Pretty much everyone I’ve bumped into of late and everywhere I’ve gone, people have wanted to talk to me about my interview with the Green Party leader Natalie Bennett. This, I have to report, is par for the course in journalism as, rather like starving vultures, we love to gather around a potential victim in readiness to gorge ourselves.
If you missed it, Ms. Bennett’s interview descended into near farce when she struggled to answer the most basic questions about the financing of her party’s ambitious housing projects and ultimately decided a fit of coughing was the best form of escape.
While it was undoubtedly ugly what many of you might not know is that since then the membership of the Green Party has actually increased. And, the reason for that is, I reckon, quite simple.

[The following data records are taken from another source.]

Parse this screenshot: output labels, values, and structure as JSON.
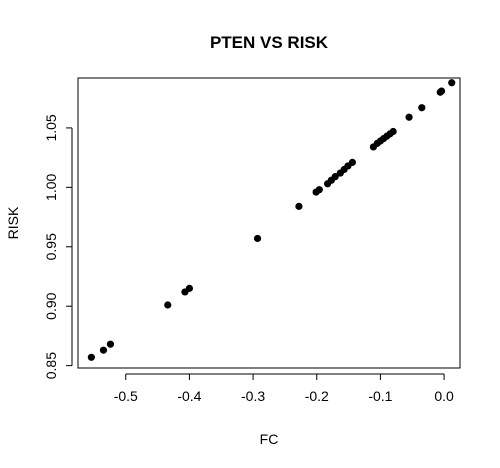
{
  "chart_data": {
    "type": "scatter",
    "title": "PTEN VS RISK",
    "xlabel": "FC",
    "ylabel": "RISK",
    "xlim": [
      -0.575,
      0.025
    ],
    "ylim": [
      0.848,
      1.092
    ],
    "x_ticks": [
      {
        "value": -0.5,
        "label": "-0.5"
      },
      {
        "value": -0.4,
        "label": "-0.4"
      },
      {
        "value": -0.3,
        "label": "-0.3"
      },
      {
        "value": -0.2,
        "label": "-0.2"
      },
      {
        "value": -0.1,
        "label": "-0.1"
      },
      {
        "value": 0.0,
        "label": "0.0"
      }
    ],
    "y_ticks": [
      {
        "value": 0.85,
        "label": "0.85"
      },
      {
        "value": 0.9,
        "label": "0.90"
      },
      {
        "value": 0.95,
        "label": "0.95"
      },
      {
        "value": 1.0,
        "label": "1.00"
      },
      {
        "value": 1.05,
        "label": "1.05"
      }
    ],
    "grid": false,
    "point_color": "#000000",
    "series": [
      {
        "points": [
          {
            "x": -0.554,
            "y": 0.857
          },
          {
            "x": -0.535,
            "y": 0.863
          },
          {
            "x": -0.524,
            "y": 0.868
          },
          {
            "x": -0.434,
            "y": 0.901
          },
          {
            "x": -0.407,
            "y": 0.912
          },
          {
            "x": -0.4,
            "y": 0.915
          },
          {
            "x": -0.293,
            "y": 0.957
          },
          {
            "x": -0.228,
            "y": 0.984
          },
          {
            "x": -0.201,
            "y": 0.996
          },
          {
            "x": -0.196,
            "y": 0.998
          },
          {
            "x": -0.183,
            "y": 1.003
          },
          {
            "x": -0.177,
            "y": 1.006
          },
          {
            "x": -0.171,
            "y": 1.009
          },
          {
            "x": -0.163,
            "y": 1.012
          },
          {
            "x": -0.157,
            "y": 1.015
          },
          {
            "x": -0.151,
            "y": 1.018
          },
          {
            "x": -0.144,
            "y": 1.021
          },
          {
            "x": -0.111,
            "y": 1.034
          },
          {
            "x": -0.105,
            "y": 1.037
          },
          {
            "x": -0.1,
            "y": 1.039
          },
          {
            "x": -0.095,
            "y": 1.041
          },
          {
            "x": -0.09,
            "y": 1.043
          },
          {
            "x": -0.085,
            "y": 1.045
          },
          {
            "x": -0.08,
            "y": 1.047
          },
          {
            "x": -0.055,
            "y": 1.059
          },
          {
            "x": -0.035,
            "y": 1.067
          },
          {
            "x": -0.006,
            "y": 1.08
          },
          {
            "x": -0.004,
            "y": 1.081
          },
          {
            "x": 0.012,
            "y": 1.088
          }
        ]
      }
    ]
  }
}
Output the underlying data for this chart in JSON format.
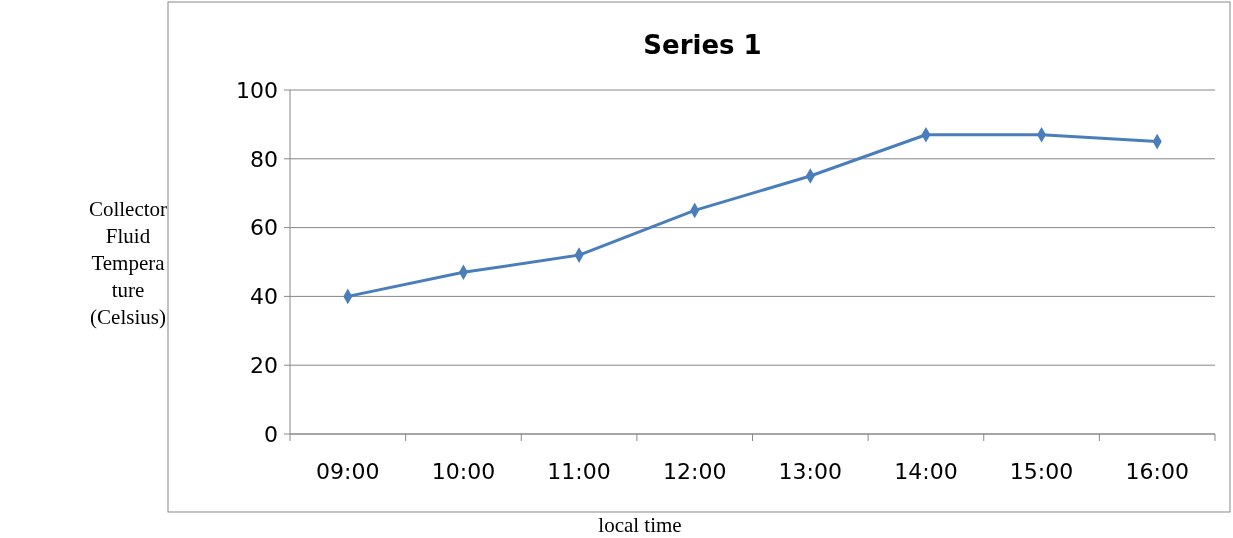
{
  "chart_data": {
    "type": "line",
    "title": "Series 1",
    "xlabel": "local time",
    "ylabel": "Collector Fluid Temperature (Celsius)",
    "categories": [
      "09:00",
      "10:00",
      "11:00",
      "12:00",
      "13:00",
      "14:00",
      "15:00",
      "16:00"
    ],
    "series": [
      {
        "color": "#4a7ebb",
        "values": [
          40,
          47,
          52,
          65,
          75,
          87,
          87,
          85
        ]
      }
    ],
    "ylim": [
      0,
      100
    ],
    "yticks": [
      0,
      20,
      40,
      60,
      80,
      100
    ],
    "grid": "y",
    "marker": "diamond",
    "line_style": "solid"
  }
}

We like, and respect, honesty.
Because, within two hours of that radio interview Ms. Bennett had been quizzed about her performance and she had the wisdom to admit she blew it. She described it as “excruciating” and offered an immediate apology to her party faithful for her mumbling and bumbling.
In that moment of brutal honesty she seized an opportunity to gain a considerable positive out of a crushing negative. We like to see leaders, bosses and those in positions of power or authority, behave like ordinary human beings, particularly when things go wrong.
Too often the default position for any boss or politician who’s screwed up is to become like an automaton. Meaningless expressions such as “lessons have been learned” or “we need a root and branch review of our practices” are trotted out and we all reach for the remote control to change the channel, or a brick to throw through the TV screen.
The candour shown by Ms. Bennett is therefore as refreshing as it is commendable and don’t be surprised many have welcomed it as much as you do the first daffodils in Spring.
When it comes to the private sector, while we don’t expect a beleaguered boss to open the books and act like Private Fraser from Dad’s Army and gravely intone “We’re all doomed,” a readiness to accept they’re in a hole, there’s digging to be done and they’re up for the challenge would work wonders.